Verify that accessing http://juejin.cn:3000/zcy.png returns the local file http://10.201.45.121:3000/zcy.png .

step2: Launch the DNS server

step3: Configure local DNS resolution

step4: Test HTTP and HTTPS access

HTTP request succeeds, while HTTPS fails due to missing valid certificates, illustrating the need for proper TLS handling.

HTTPS requires a valid certificate and a TLS handshake, which DNS alone cannot provide.

Solution 2 – Build‑time Asset Replacement

During the build, the pipeline scans for CDN URLs, downloads the assets to the customer’s server, and rewrites the source files to point to the local addresses. This approach requires no client‑side DNS changes but modifies the code.

Four‑stage Implementation

1. Unified runCommand helper

function runCommand(cmd, args, options, before, end) {
  log(before, blue);
  const spawn = childProcess.spawn(
    cmd,
    args,
    Object.assign({ cwd: global.WORKSPACE, stdio: 'inherit', shell: true }, options)
  );
  spawn.on('error', (error) => { log(error, chalk.red); reject(error); });
  spawn.on('close', (code) => {
    if (code !== 0) { return reject(`sh: ${cmd} ${args.join(' ')}`); }
    end && log(end, green);
    resolve();
  });
}

2. Pre‑check and environment preparation

Switch npm registry, install dependencies, etc.

runCommand('nrm', ['use', 'zcy-server'], {}, 'switch nrm registry to zcy', 'switch nrm registry to zcy success');
runCommand('npm', ['i', '--unsafe-perm'], {}, 'npm install', 'npm install success');

3. Compile and adjust publicPath

const cdnConfigStr = `assetsPublicPath: 'http://dev.com',`;
replaceFileContent(configPath, /assetsPublicPath:.+,/, cdnConfigStr);

4. Static‑resource replacement

Download identified assets, rewrite URLs in the build output, and finally push the assets to an OSS bucket.
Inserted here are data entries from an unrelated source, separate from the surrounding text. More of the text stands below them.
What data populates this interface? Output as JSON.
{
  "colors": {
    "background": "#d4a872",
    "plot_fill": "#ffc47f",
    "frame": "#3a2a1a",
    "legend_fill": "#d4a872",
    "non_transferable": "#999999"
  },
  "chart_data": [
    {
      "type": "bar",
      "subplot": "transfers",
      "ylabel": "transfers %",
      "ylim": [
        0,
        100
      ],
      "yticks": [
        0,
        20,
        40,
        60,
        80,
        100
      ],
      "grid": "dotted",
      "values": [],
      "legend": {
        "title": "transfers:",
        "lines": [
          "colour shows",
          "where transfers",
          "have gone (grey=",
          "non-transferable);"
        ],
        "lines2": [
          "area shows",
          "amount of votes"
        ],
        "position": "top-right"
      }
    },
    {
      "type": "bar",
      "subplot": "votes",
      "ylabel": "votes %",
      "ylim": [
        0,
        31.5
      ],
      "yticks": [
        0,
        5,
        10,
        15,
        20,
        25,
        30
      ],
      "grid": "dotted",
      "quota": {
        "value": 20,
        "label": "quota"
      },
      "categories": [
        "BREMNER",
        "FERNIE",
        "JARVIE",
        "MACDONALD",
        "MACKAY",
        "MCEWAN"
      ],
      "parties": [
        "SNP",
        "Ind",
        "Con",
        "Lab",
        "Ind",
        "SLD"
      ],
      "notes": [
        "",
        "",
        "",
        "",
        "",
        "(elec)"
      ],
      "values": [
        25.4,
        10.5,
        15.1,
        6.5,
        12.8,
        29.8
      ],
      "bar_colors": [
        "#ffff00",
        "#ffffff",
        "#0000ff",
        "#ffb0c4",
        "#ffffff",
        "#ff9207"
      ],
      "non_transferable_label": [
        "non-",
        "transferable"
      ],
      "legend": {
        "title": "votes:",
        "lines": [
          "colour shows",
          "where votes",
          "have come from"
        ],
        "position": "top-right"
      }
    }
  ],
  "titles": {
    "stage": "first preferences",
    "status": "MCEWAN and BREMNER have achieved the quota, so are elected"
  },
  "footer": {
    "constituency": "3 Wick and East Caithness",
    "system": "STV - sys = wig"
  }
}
const downloadAssetsFiles = async (img, folder) => {
  const staticAssets = 'staticAssets';
  const assetsUrl = getPwdPath(`${folder || ''}${path.sep}${staticAssets}`);
  if (!fs.existsSync(assetsUrl)) { fs.mkdirSync(assetsUrl); }
  return Promise.all(img.objUnique('src').map(({ src, fileName }) => {
    if (!fileName) return;
    return new Promise((resolve, reject) => {
      const originFileDir = path.join(assetsUrl, path.dirname(url.parse(src).pathname));
      fs.mkdirSync(originFileDir, { recursive: true });
      const uri = path.join(originFileDir, fileName);
      download(uri, src, resolve, reject);
    });
  }));
};

5. Push to OSS

const ossEndpoint = process.env.OSS_ENDPOINT;
const commonOptions = {
  accessKeyId: process.env.OSS_ACCESSKEYID,
  accessKeySecret: process.env.OSS_ACCESSKEYSECRET,
  bucket: process.env.OSS_BUCKET,
  timeout: '120s',
};
const extraOptions = ossEndpoint ? { endpoint: ossEndpoint, cname: true } : { region: process.env.OSS_REGION };
const ossOptions = Object.assign({}, commonOptions, extraOptions);
const client = new OSS(ossOptions);
result = await client.put(onlinePath, curPath);

References include SSL/TLS certificate validity rules, Node.js child_process documentation, and deep dives into Node.js processes and threads.